I was 13 before I tasted my first pizza, it was called 'pizza pie.' A pie was 75 cents (Large $l.00) When I bit into it, I burned the roof of my mouth and the cheese slid off, swung down, plastered itself against my chin and burned that, too. It's still the best pizza I ever had.

We didn't have a car a car in our immediate family. Before that, the only car in our family was my aunt &uncles Ford. They called it their 'mean green machine.'

We never had a telephone. The only phone in the house was in a neighbor's apartment and it was on a party line. In an emergency you would ask if you could please use their phone and before you could dial, you had to listen and make sure some people you didn't know weren't already using the line.

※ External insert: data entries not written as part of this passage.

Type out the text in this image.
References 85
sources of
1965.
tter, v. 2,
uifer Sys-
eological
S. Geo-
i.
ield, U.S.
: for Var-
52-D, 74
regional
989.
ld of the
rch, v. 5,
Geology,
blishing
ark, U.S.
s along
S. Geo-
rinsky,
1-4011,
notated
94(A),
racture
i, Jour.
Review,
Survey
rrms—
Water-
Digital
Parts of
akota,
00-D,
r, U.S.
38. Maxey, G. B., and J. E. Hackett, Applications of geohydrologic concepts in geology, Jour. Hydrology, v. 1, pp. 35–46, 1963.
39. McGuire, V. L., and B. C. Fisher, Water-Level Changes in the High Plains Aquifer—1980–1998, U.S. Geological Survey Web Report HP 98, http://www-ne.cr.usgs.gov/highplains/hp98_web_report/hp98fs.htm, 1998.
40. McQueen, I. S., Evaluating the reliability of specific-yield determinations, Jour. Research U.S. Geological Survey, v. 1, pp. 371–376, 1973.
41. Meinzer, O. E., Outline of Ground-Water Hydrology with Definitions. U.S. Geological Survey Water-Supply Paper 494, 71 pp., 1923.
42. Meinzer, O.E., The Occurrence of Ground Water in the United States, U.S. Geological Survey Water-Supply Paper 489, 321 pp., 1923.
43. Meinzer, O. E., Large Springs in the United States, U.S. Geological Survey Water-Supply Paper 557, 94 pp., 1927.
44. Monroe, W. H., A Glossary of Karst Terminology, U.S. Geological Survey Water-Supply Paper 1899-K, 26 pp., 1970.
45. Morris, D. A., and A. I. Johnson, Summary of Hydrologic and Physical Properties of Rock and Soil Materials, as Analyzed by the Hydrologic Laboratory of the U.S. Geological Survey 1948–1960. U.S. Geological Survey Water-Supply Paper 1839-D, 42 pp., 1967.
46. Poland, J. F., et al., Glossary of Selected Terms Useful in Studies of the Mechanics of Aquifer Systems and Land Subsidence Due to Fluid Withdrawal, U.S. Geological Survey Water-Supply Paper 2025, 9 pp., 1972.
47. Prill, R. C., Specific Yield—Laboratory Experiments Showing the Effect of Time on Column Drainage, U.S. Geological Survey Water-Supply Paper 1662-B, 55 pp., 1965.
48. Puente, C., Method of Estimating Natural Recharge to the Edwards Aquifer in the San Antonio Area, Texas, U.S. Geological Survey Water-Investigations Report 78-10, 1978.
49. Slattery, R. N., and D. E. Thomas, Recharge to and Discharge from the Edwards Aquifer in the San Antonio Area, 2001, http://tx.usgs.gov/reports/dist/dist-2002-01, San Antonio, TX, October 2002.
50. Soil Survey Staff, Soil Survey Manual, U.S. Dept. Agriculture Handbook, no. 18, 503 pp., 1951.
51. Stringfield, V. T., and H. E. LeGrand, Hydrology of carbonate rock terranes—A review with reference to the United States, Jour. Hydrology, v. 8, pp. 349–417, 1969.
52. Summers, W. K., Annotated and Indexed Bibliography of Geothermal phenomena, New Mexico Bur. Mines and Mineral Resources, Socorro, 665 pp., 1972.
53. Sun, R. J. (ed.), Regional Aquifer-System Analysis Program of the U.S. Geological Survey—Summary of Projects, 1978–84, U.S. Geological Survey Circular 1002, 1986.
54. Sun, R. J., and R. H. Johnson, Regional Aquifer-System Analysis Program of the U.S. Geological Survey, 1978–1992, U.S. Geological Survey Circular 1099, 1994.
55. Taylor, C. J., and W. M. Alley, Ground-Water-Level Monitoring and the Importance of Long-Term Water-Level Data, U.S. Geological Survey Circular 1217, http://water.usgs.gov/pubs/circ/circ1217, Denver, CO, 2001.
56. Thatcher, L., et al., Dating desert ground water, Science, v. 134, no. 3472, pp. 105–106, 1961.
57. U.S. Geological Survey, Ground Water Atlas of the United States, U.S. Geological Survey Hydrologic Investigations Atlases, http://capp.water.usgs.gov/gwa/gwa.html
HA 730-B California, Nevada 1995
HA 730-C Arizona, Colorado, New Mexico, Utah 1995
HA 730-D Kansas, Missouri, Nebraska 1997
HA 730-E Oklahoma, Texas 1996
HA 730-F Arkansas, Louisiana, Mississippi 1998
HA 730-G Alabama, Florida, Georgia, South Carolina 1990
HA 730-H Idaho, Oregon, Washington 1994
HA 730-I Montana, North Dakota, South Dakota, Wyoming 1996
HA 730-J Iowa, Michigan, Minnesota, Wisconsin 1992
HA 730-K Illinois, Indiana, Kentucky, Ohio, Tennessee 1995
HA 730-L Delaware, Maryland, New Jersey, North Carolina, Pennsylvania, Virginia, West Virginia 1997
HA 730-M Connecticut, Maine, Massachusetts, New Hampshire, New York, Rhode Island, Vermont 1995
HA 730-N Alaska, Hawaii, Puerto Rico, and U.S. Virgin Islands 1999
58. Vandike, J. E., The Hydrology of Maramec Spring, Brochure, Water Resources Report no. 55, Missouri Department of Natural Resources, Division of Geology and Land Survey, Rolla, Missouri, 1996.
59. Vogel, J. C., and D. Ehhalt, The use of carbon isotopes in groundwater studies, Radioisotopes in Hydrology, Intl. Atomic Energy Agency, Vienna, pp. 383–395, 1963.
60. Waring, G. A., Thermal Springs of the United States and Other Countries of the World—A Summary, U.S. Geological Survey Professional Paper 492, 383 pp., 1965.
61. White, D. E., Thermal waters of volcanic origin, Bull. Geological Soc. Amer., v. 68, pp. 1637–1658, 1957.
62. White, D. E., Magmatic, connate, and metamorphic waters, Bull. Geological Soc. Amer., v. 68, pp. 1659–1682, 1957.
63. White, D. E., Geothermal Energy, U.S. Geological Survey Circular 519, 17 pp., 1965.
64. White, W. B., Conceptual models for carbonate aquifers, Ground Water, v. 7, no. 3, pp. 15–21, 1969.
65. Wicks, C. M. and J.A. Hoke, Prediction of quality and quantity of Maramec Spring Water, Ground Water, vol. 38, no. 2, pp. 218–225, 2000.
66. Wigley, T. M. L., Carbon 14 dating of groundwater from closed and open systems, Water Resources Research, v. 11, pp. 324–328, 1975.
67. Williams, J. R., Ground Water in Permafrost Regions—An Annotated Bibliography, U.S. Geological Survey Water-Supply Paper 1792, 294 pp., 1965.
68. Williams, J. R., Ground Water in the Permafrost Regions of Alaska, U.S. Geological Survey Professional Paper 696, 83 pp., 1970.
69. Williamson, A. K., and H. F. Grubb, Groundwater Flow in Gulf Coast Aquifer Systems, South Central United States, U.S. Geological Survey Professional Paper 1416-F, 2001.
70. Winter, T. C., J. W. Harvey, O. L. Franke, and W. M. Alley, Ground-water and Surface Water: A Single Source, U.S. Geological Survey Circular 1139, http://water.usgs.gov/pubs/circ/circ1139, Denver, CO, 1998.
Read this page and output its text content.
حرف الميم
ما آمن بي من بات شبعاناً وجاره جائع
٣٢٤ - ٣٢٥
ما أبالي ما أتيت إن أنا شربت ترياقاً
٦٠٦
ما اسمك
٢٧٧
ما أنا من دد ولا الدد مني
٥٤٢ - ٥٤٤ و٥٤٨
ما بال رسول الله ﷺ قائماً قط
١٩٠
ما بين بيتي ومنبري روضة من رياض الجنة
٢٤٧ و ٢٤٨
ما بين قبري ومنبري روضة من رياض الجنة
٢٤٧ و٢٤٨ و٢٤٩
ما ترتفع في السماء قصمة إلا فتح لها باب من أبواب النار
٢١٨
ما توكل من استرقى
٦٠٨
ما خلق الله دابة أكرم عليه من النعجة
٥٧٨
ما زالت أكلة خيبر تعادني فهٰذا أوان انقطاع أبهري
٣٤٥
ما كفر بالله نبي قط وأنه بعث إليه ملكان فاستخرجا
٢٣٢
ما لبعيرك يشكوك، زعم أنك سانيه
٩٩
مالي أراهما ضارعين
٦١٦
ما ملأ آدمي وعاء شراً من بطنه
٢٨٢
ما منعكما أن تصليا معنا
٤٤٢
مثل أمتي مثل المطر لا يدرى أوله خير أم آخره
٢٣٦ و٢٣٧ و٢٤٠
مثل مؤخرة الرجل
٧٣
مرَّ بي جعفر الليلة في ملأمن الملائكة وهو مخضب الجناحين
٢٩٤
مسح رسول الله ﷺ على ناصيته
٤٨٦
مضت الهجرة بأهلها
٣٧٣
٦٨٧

Pizzas were not delivered to our home. But milk was.

All newspapers were delivered by boys and all boys delivered newspapers. I delivered a newspaper, six days a week. It cost 7 cents a paper, of which I got to keep 2 cents. I had to get up at 4 AM every morning. On Saturday, I had to collect the 42 cents from my customers. My favorite customers were the ones who gave me 50 cents and told me to keep the change. My least favorite customers were the ones who seemed to never be home on collection day.

Movie stars kissed with their mouths shut. At least, they did in the movies. Touching someone else's tongue with yours was called French kissing and they didn't do that in movies. I don't know what they did in French movies. French movies were dirty and we weren't allowed to see them.

If you grew up in a generation before there was fast food, you may want to share some of these memories with your children or grandchildren. Just don't blame me if they bust a gut laughing.

Growing up isn't what it used to be, is it?